President Donald Trump’s administration is warning Syria that further chemical attacks will be met with a strike like the salvo of 59 cruise missiles that lit up a Syrian air base in April.
Syria would be “ill-advised to go back to violating the chemical convention,” Secretary of Defence Jim Mattis said on Friday, the Washington Examiner notes.
Two senior administration officials warned that the US could take military action against Syria following a new rash of reports of chemical weapons used against civilians supposedly carried out by the country’s government, The Cipher Brief reported.

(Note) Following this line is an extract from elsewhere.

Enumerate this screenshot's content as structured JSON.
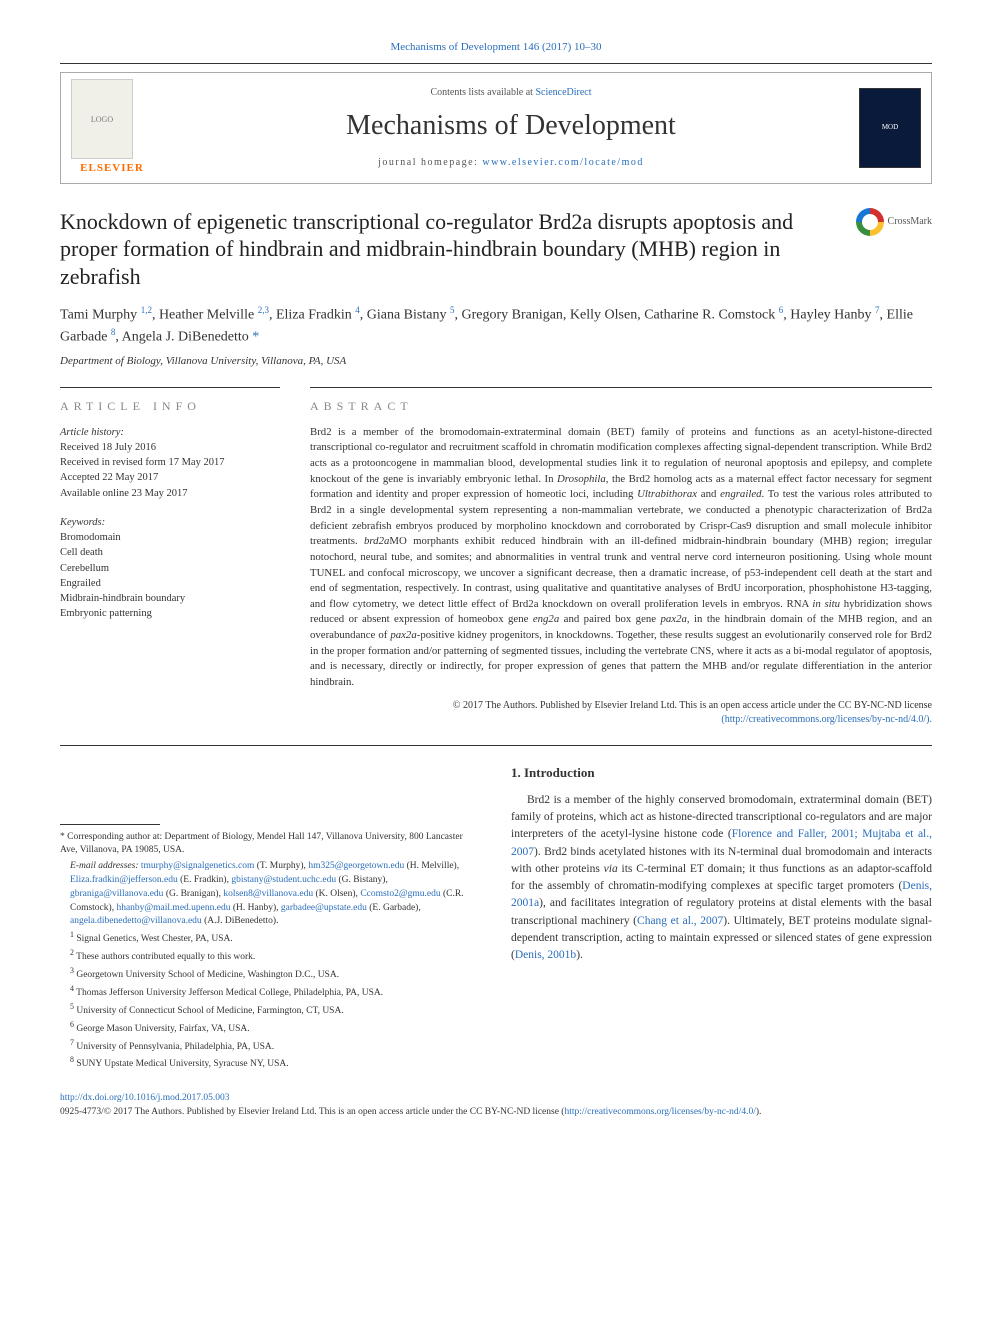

But even bigger than another strike on Syria – which, while eye-catching, changed little geopolitically – the officials said the US was on to Syria’s backer and enabler: Russia.
“They’re not trying to fool us. They know what we know,” one of the officials said, meaning that Russia isn’t even trying to hide its role in the chemical attacks. “They’re trying to fool you.”
The official was referring to Russia’s media offensive to deny its connection to chemical weapons use in Syria.
An agreement between the US in Russia in 2013 bound Moscow to remove all chemical weapons from Syria, but as repeated instances of chemical weapons attacks show, that was simply not the case.
The officials’ statements to The Cipher Brief follow Secretary of State Rex Tillerson’s statements that Russia “bears responsibility” for the chemical warfare still unfolding in Syria.
Easier said than done
But while the Trump administration has resolved to punish Syria’s use of chemical weapons with military force, a change in tactics from Damascus may complicate things. Instead of the sarin gas used in April, which requires sophisticated assembly and deployment by an air force, the recent attacks have used chlorine gas, which can simply be dumped out of a truck.
Former US ambassador to Turkey and Washington Institute fellow James Jeffrey told BI that there have been persistent reports of chlorine attacks in Syria since 2013, and it’s not as clearly banned by international agreements as sarin.
Additionally, Jeffrey pointed out that the attacks have not been independently verified by an international agency, meaning it would be harder to build an international consensus around a strike.
“We are even more concerned about the possibility of sarin use,” said Mattis. “We are looking for the evidence.”
But with Russian and Iranian influence growing in Syria and posing a direct threat to US foreign policy interests, it’s possible that the Trump administration may look to make a statement that it’s not buying Russia’s excuses anymore.